Myth: Time is on my side
Many hiring managers think today’s candidate-rich climate offers an excuse to drag their heels in the hiring process. When surveyed, about half of the hiring managers believed they did not need to make hiring decisions as quickly as they had to in previous years. As a result, organizations are clearly spending more time shopping for the perfect candidate. “Earlier this year I needed to hire a senior Java developer to join my team as a consultant. The second person I interviewed turned out to be the best in the pool. I figured that he wasn’t going anywhere so I decided to keep interviewing in the hopes that I could find someone just a bit better or at least confirm that he was the best out there. After two more weeks of interviewing, I called the consulting firm to hire him and they told me that he took another position the previous week. For me it was back to the drawing board and it took three more weeks to find someone as good”, reported an IT manager for a mutual fund firm.

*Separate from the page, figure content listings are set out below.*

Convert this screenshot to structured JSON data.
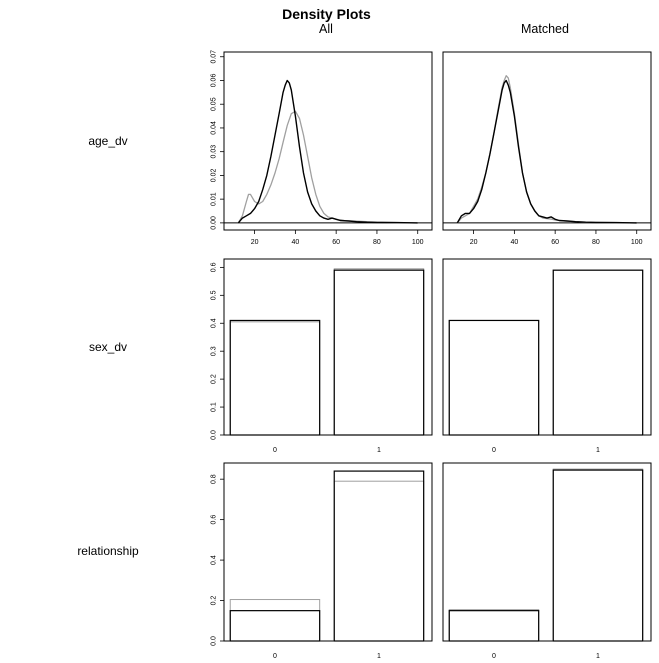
{
  "title": "Density Plots",
  "column_titles": [
    "All",
    "Matched"
  ],
  "row_labels": [
    "age_dv",
    "sex_dv",
    "relationship"
  ],
  "colors": {
    "treated": "#000000",
    "control": "#a0a0a0",
    "background": "#ffffff"
  },
  "chart_data": [
    {
      "type": "line",
      "row": "age_dv",
      "column": "All",
      "xlim": [
        5,
        107
      ],
      "ylim": [
        -0.003,
        0.072
      ],
      "xticks": [
        20,
        40,
        60,
        80,
        100
      ],
      "yticks": [
        0.0,
        0.01,
        0.02,
        0.03,
        0.04,
        0.05,
        0.06,
        0.07
      ],
      "ytick_labels": [
        "0.00",
        "0.01",
        "0.02",
        "0.03",
        "0.04",
        "0.05",
        "0.06",
        "0.07"
      ],
      "baseline": 0,
      "series": [
        {
          "color": "#a0a0a0",
          "x": [
            12,
            14,
            16,
            17,
            18,
            20,
            22,
            24,
            26,
            28,
            30,
            32,
            34,
            36,
            38,
            40,
            42,
            44,
            46,
            48,
            50,
            52,
            54,
            56,
            58,
            60,
            64,
            70,
            80,
            90,
            100
          ],
          "y": [
            0.0,
            0.003,
            0.009,
            0.012,
            0.012,
            0.009,
            0.008,
            0.009,
            0.012,
            0.016,
            0.021,
            0.027,
            0.034,
            0.041,
            0.046,
            0.047,
            0.044,
            0.037,
            0.028,
            0.019,
            0.012,
            0.007,
            0.004,
            0.0025,
            0.002,
            0.0015,
            0.001,
            0.0007,
            0.0003,
            0.0001,
            0.0
          ]
        },
        {
          "color": "#000000",
          "x": [
            12,
            14,
            16,
            18,
            20,
            22,
            24,
            26,
            28,
            30,
            32,
            34,
            35,
            36,
            37,
            38,
            40,
            42,
            44,
            46,
            48,
            50,
            52,
            54,
            56,
            58,
            60,
            62,
            66,
            70,
            75,
            80,
            90,
            100
          ],
          "y": [
            0.0,
            0.002,
            0.003,
            0.004,
            0.006,
            0.009,
            0.014,
            0.02,
            0.028,
            0.037,
            0.046,
            0.055,
            0.058,
            0.06,
            0.059,
            0.056,
            0.045,
            0.032,
            0.021,
            0.013,
            0.008,
            0.005,
            0.003,
            0.002,
            0.0015,
            0.002,
            0.0015,
            0.001,
            0.0008,
            0.0005,
            0.0003,
            0.0002,
            0.0001,
            0.0
          ]
        }
      ]
    },
    {
      "type": "line",
      "row": "age_dv",
      "column": "Matched",
      "xlim": [
        5,
        107
      ],
      "ylim": [
        -0.003,
        0.072
      ],
      "xticks": [
        20,
        40,
        60,
        80,
        100
      ],
      "yticks": [],
      "ytick_labels": [],
      "baseline": 0,
      "series": [
        {
          "color": "#a0a0a0",
          "x": [
            12,
            14,
            16,
            18,
            20,
            22,
            24,
            26,
            28,
            30,
            32,
            34,
            35,
            36,
            37,
            38,
            40,
            42,
            44,
            46,
            48,
            50,
            52,
            54,
            56,
            58,
            60,
            62,
            66,
            70,
            75,
            80,
            90,
            100
          ],
          "y": [
            0.0,
            0.002,
            0.003,
            0.004,
            0.007,
            0.01,
            0.015,
            0.021,
            0.029,
            0.038,
            0.048,
            0.057,
            0.06,
            0.062,
            0.061,
            0.057,
            0.046,
            0.033,
            0.021,
            0.013,
            0.008,
            0.005,
            0.003,
            0.002,
            0.0018,
            0.0016,
            0.0012,
            0.001,
            0.0007,
            0.0005,
            0.0003,
            0.0002,
            0.0001,
            0.0
          ]
        },
        {
          "color": "#000000",
          "x": [
            12,
            14,
            16,
            18,
            20,
            22,
            24,
            26,
            28,
            30,
            32,
            34,
            35,
            36,
            37,
            38,
            40,
            42,
            44,
            46,
            48,
            50,
            52,
            54,
            56,
            58,
            60,
            62,
            66,
            70,
            75,
            80,
            90,
            100
          ],
          "y": [
            0.0,
            0.003,
            0.004,
            0.004,
            0.006,
            0.009,
            0.014,
            0.021,
            0.029,
            0.038,
            0.047,
            0.056,
            0.059,
            0.06,
            0.058,
            0.055,
            0.045,
            0.032,
            0.021,
            0.013,
            0.008,
            0.005,
            0.003,
            0.0025,
            0.002,
            0.0025,
            0.0015,
            0.001,
            0.0008,
            0.0005,
            0.0003,
            0.0002,
            0.0001,
            0.0
          ]
        }
      ]
    },
    {
      "type": "bar",
      "row": "sex_dv",
      "column": "All",
      "categories": [
        "0",
        "1"
      ],
      "ylim": [
        0,
        0.63
      ],
      "yticks": [
        0.0,
        0.1,
        0.2,
        0.3,
        0.4,
        0.5,
        0.6
      ],
      "ytick_labels": [
        "0.0",
        "0.1",
        "0.2",
        "0.3",
        "0.4",
        "0.5",
        "0.6"
      ],
      "series": [
        {
          "color": "#a0a0a0",
          "values": [
            0.405,
            0.595
          ]
        },
        {
          "color": "#000000",
          "values": [
            0.41,
            0.59
          ]
        }
      ]
    },
    {
      "type": "bar",
      "row": "sex_dv",
      "column": "Matched",
      "categories": [
        "0",
        "1"
      ],
      "ylim": [
        0,
        0.63
      ],
      "yticks": [],
      "ytick_labels": [],
      "series": [
        {
          "color": "#a0a0a0",
          "values": [
            0.41,
            0.59
          ]
        },
        {
          "color": "#000000",
          "values": [
            0.41,
            0.59
          ]
        }
      ]
    },
    {
      "type": "bar",
      "row": "relationship",
      "column": "All",
      "categories": [
        "0",
        "1"
      ],
      "ylim": [
        0,
        0.88
      ],
      "yticks": [
        0.0,
        0.2,
        0.4,
        0.6,
        0.8
      ],
      "ytick_labels": [
        "0.0",
        "0.2",
        "0.4",
        "0.6",
        "0.8"
      ],
      "series": [
        {
          "color": "#a0a0a0",
          "values": [
            0.205,
            0.79
          ]
        },
        {
          "color": "#000000",
          "values": [
            0.15,
            0.84
          ]
        }
      ]
    },
    {
      "type": "bar",
      "row": "relationship",
      "column": "Matched",
      "categories": [
        "0",
        "1"
      ],
      "ylim": [
        0,
        0.88
      ],
      "yticks": [],
      "ytick_labels": [],
      "series": [
        {
          "color": "#a0a0a0",
          "values": [
            0.155,
            0.85
          ]
        },
        {
          "color": "#000000",
          "values": [
            0.15,
            0.845
          ]
        }
      ]
    }
  ]
}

In many local hiring sectors - including healthcare, finance, technology and accounting - hiring competition is still fierce and good prospects are being courted. Despite manager perceptions that time is on their side, talented candidates are likely looking at multiple opportunities and geared up to make decisions extremely quickly. Qualified candidates are moving forward with the first acceptable offer of employment. If your process isn’t able to keep up with their pace, you will likely find yourself losing your top prospect.
Getting real and moving on
More than ever, businesses depend on having the right people in place, with the right skills and experience. Despite the belief that high unemployment equals more qualified candidates, talented people generally prefer to stay put rather than risk a move to a new employer. This hunkering down actually depresses the talent pool. Hiring managers must understand that many notions about hiring in today’s market are merely myths. It’s time to eliminate any self-defeating behaviors and get back to the basic tenets of employment recruiting:
- Hire a person, not a laundry list of skills.
- Quantity does not correlate to quality when it comes to finding top talent.
- Top notch talent is still tough to find. Use recruiting resources wisely and be prepared to move fast with a competitive offer when you find the right candidate.
Remember, the way that you recruit today helps shape your company’s long term image. When the economy turns, how will you want potential future employees to remember you?